Heavy rain fell on parts of the country including Beirut in the evening, after Cyprus dispatched help and as Greece and Jordan vowed to follow suit.
"We have contacted the Europeans who will send means of help," Prime Minister Saad Hariri said earlier in comments carried by national news agency NNA.
Dozens of blazes have hit Lebanon in recent days, fire chief Raymond Khattar told NNA, amid unusually high temperatures and strong winds.
Thick smoke had been seen drifting over the outskirts of Beirut, the mountainous Chouf region to its southeast, and the southern city of Saida.
In the Chouf, an area famed for its forests, a volunteer firefighter lost his life trying to put out the flames, his family said.
In an area south of Beirut, firefighters have for two days been unable to stop the blaze, which has burnt four homes to the ground and caused dozens to suffer breathing difficulties, NNA said.
Interior Minister Raya El-Hassan said nearby Cyprus and Greece had responded to Lebanon's call for help.
"Two Cypriot planes have been working to put out the fires since yesterday," she said on Twitter.
"Greece has responded to our request and will send two planes to help us," she added.
Jordan's army said the king had ordered two firefighting planes to be dispatched.

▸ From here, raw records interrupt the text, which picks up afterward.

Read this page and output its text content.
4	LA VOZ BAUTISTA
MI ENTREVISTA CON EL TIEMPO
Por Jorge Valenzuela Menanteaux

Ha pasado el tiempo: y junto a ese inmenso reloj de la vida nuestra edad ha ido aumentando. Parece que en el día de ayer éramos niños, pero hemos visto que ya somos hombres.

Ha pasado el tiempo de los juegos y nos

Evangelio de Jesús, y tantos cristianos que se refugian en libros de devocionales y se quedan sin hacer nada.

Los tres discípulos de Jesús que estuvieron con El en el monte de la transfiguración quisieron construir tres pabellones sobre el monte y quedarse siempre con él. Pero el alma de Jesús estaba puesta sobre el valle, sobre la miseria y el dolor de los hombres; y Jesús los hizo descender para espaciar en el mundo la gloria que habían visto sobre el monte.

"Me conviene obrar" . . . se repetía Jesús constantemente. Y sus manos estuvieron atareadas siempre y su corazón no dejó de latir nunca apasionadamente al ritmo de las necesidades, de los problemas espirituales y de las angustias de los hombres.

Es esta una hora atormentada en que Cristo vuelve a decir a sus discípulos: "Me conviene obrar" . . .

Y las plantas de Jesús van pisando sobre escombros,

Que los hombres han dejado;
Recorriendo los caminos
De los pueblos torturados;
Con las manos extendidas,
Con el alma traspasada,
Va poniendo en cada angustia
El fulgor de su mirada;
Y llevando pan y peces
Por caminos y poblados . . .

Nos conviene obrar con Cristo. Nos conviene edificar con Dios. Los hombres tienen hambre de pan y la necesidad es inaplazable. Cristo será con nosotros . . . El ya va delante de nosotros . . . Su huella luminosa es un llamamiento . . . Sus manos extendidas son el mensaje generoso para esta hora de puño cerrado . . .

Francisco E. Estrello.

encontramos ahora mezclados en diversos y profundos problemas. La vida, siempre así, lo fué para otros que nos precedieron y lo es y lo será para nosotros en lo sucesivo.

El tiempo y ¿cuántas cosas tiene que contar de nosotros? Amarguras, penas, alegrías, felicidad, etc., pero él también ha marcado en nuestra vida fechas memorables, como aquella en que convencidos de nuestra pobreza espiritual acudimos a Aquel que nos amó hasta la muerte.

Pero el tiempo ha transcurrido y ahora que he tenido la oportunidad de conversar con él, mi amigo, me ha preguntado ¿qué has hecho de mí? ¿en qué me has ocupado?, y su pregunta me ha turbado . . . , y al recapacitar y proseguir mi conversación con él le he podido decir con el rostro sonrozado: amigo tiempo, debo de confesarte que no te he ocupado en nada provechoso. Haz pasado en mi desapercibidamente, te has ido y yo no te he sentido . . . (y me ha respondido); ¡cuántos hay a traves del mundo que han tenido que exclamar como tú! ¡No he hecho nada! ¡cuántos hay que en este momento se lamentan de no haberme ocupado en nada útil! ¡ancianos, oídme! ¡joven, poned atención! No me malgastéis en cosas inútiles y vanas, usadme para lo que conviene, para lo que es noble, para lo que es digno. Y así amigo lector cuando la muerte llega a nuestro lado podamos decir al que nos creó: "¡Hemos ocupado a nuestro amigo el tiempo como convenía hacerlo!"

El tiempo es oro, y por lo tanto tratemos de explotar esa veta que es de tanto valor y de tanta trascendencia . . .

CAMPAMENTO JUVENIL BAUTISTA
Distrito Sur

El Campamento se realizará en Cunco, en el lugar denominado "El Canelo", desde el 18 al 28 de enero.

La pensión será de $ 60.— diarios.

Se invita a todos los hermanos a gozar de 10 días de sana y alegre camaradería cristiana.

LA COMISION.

NNA said the army was working together with helicopters and the Cypriot planes to fight the blaze, with access sometimes impeded by thick smoke and high-voltage power lines.
Personnel from UN peacekeeping force UNIFIL, who usually patrol the country's southern border with Israel, have also joined in the efforts, the agency said.
Lebanese on social media criticised the government's apparent inability to respond fast enough on its own.
In neighbouring war-torn Syria, fires also killed two people, Syrian state media said.
Flames have ripped through parts of the coastal provinces of Latakia and Tartus, as well as the central province of Homs but most have been brought under control, state news agency SANA said.
Two members of the Latakia forestry department were killed while fighting the blaze, it added.
In Tartus, the fires - mostly stamped out - coincided with the olive harvest, the governor told SANA.
In Homs, trees were burnt and electricity networks disrupted in mountainous areas, the agency reported.